The statement of cash flows
This statement reports for certain period of time the amount of actual cash either generated or consumed by an organization, that is weather the organization actually increase its cash balance during a particular period or not. This lays out the differences between reported profits or losses under accrual accounting and the actual cash inflows or outflows of the organization during that same period.
The document segments the cash flows into three distinct but logical buckets: cash flow from operating activities, cash flows from investing activities and cash flows from financing activities.
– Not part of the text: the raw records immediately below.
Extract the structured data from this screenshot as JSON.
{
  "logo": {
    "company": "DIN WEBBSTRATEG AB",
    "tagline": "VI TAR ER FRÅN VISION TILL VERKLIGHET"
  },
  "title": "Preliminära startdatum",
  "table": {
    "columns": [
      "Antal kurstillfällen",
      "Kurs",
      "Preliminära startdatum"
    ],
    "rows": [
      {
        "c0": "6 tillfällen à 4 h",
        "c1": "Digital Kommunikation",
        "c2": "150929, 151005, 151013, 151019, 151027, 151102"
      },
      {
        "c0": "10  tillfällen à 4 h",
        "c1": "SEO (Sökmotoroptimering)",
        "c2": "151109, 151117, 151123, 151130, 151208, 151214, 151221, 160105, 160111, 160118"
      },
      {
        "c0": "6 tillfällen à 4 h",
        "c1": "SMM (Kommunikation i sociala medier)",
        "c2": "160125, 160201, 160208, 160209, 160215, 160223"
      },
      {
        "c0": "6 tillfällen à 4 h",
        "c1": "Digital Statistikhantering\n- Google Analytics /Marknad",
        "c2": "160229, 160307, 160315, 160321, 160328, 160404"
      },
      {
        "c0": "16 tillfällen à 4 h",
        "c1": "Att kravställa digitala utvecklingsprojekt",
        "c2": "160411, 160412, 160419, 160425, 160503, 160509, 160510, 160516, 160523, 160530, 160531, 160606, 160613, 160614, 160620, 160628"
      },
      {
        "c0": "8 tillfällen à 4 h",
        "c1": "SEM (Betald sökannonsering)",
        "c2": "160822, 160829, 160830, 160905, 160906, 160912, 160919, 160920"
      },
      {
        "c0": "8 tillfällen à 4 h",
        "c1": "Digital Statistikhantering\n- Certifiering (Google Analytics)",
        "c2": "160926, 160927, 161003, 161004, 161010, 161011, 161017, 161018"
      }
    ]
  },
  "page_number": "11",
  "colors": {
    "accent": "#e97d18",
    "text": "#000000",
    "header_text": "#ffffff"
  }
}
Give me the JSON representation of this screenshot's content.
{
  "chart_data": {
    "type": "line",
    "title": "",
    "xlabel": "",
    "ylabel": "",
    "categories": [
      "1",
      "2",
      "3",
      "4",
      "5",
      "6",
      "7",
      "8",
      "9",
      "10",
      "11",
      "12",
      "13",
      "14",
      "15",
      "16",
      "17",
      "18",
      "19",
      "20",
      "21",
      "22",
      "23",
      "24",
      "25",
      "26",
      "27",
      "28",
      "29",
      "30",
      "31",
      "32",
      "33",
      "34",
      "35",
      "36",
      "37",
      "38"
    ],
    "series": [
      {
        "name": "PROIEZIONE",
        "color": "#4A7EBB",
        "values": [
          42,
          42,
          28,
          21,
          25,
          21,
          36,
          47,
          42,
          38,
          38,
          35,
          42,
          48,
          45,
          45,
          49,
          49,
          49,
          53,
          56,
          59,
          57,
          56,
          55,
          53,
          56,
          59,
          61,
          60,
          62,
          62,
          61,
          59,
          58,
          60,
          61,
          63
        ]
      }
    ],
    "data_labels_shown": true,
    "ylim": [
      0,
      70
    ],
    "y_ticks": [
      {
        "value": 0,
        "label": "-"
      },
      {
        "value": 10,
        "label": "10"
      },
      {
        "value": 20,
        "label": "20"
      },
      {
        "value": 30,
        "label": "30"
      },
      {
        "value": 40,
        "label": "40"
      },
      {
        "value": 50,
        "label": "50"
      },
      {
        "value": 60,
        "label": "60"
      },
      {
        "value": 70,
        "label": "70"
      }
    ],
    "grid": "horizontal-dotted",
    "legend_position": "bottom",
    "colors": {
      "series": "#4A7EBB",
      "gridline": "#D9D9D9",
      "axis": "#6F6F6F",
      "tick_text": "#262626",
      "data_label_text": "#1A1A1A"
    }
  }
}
The state of cash flows is extremely important as it tends to be the most objective of the financial statements since cash is cash and harder to fudge.
Accounting and financial myths
Accounting is black and white – perhaps people believe that because accounting involves so many numbers and figures and is rules-based. It must be scientific and objective, unfortunately this just isn’t the case. There are number of estimates that pervade the financial statements and there is plenty of judgment and subjectivity involved in application of particular accounting rules.
There must be one important figure – People often assume that there must be one important figure that investors or others should look at to evaluate financial performance weather that figure is revenues net income earnings-per-share or something else. In fact, the most common question my accounting students ask is what’s the most important metric that they should look at within the financial statements.
Accounting in a company should have only one set of records – Having more than one set of books might sound like fraud but in fact is actually business as usual, but most organizations have at least two sets of accounting records one for creditors lenders and shareholders and the other for the tax authorities.
Financial statements tell us how much a company or organization is actually worth – This is definitely inaccurate, since – for example – the balance sheet may indicate what a firm owns and owes but as we will discuss most assets are not reported at their fair market values and in fact some very valuable assets might be omitted from the balance sheet entirely.
Accounting and Finance Tools, an overview
- a company that is complying with generally accepted accounting principles must prepare five key financial statements: balance sheet income statement statement of cash flows statement of comprehensive income in the statement of shareholders equity;
- General Accountancy Practices require the use of accrual accounting, so reported profits are not equal to actual firm cashflows;
- because the application of General accountancy Practices require significant judgment and lots of subjectivity we need to closely examine and evaluate the financial statements of any organization we may be interested in;
- the financial statements provide important clues and critical data to help us value companies, but do not directly provide or disclose those values.